O'Brien scrutinised as INM deadline looms

Published May 13, 2009


Dublin - With just days to go before executives at Independent News & Media (INM) have to secure a standstill agreement with its bondholders, the Broadcasting Commission of Ireland (BCI) has announced that it would scrutinise shareholder Denis O'Brien's ownership of a variety of media assets.

INM is the parent company of Independent Newspapers, the owner of Business Report.

Given next Monday's maturity deadline for the e200 million (R2.3 billion) bond, any standstill arrangement would have to be agreed by tomorrow.

It would have to win the agreement of at least 75 percent of the bondholders by value.

According to reports in The Irish Times this week, the BCI has the power to revoke licences, request their divestiture or stop media mergers.

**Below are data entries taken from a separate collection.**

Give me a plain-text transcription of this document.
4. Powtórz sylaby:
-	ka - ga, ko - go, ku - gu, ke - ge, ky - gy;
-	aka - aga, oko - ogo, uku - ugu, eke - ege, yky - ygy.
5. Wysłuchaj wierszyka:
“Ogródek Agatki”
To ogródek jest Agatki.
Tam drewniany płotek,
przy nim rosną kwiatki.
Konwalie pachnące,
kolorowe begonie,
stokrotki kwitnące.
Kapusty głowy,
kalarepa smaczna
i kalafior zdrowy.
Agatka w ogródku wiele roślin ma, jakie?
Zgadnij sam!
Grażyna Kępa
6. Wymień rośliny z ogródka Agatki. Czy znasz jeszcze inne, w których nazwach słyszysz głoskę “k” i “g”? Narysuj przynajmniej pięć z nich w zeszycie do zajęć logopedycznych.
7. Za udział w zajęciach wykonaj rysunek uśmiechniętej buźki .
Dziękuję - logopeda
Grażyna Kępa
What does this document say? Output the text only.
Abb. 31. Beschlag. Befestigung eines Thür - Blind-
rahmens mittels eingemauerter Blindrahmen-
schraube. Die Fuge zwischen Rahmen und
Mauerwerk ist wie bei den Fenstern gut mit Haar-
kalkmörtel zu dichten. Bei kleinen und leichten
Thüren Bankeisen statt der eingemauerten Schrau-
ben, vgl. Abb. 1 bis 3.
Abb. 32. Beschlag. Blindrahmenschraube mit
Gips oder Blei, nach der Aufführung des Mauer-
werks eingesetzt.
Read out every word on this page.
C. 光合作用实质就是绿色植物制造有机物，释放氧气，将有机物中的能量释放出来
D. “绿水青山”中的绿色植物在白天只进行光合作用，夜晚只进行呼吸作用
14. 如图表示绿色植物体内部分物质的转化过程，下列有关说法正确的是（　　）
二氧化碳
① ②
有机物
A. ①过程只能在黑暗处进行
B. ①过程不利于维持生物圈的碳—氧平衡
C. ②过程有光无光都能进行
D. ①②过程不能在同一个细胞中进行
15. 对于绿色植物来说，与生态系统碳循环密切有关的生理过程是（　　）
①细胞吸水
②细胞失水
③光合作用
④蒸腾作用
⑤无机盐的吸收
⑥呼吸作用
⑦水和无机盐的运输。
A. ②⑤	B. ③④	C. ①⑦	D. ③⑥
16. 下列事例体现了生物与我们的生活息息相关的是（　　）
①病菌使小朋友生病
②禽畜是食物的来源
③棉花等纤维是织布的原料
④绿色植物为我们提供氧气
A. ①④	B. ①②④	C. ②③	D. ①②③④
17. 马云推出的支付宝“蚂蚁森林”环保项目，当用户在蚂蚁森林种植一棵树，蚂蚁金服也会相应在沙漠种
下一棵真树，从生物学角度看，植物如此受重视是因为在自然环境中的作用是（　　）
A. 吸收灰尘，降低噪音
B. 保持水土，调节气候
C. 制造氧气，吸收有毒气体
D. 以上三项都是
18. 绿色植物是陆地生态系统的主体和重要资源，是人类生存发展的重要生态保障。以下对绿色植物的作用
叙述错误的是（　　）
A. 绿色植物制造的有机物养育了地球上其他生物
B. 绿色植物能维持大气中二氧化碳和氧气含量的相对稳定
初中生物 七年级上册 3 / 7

Dublin analysts believe O'Brien, whose Communicorp group owns a number of national and regional radio stations, is committed to INM and will seek a solution to any problems raised by the BCI.

"It's likely to be little more than an inconvenience for him, as the regulators will not want to do anything that might risk adding to unemployment numbers," said one analyst.

O'Brien's firm commitment is regarded as necessary for INM to effect a successful conclusion to its precarious debt situation.

INM management is in tense negotiations with its banks and bondholders, and their advisers, to agree the terms of a debt standstill arrangement. In terms of the proposed agreement, no party would take any action to enforce any claim for payment during the standstill period, which would extend to the end of next month.

INM management has told bondholders that the standstill period is necessary to provide time to complete discussions with bondholders, banks, and top shareholders O'Brien and Tony O'Reilly, aimed at rescheduling all the group's debt and ensuring the provision of sufficient working capital.

O'Brien and O'Reilly each controls about 26 percent of INM.

Dublin-based analysts said this week that it was difficult to see what INM management could hope to achieve by the end of next month that it could not have achieved in the past few months.

One suggestion is that the debtholders and O'Reilly might be persuaded, at this very late stage, to allow O'Brien to take control.

When INM released its financial 2008 results at the end of last month, management said it was likely to default on the e200m bonds and was seeking a possible bailout from its two top shareholders. Since the release of the results and the news of the possible default, the INM share price has firmed to 28 euro cents late yesterday from 23c.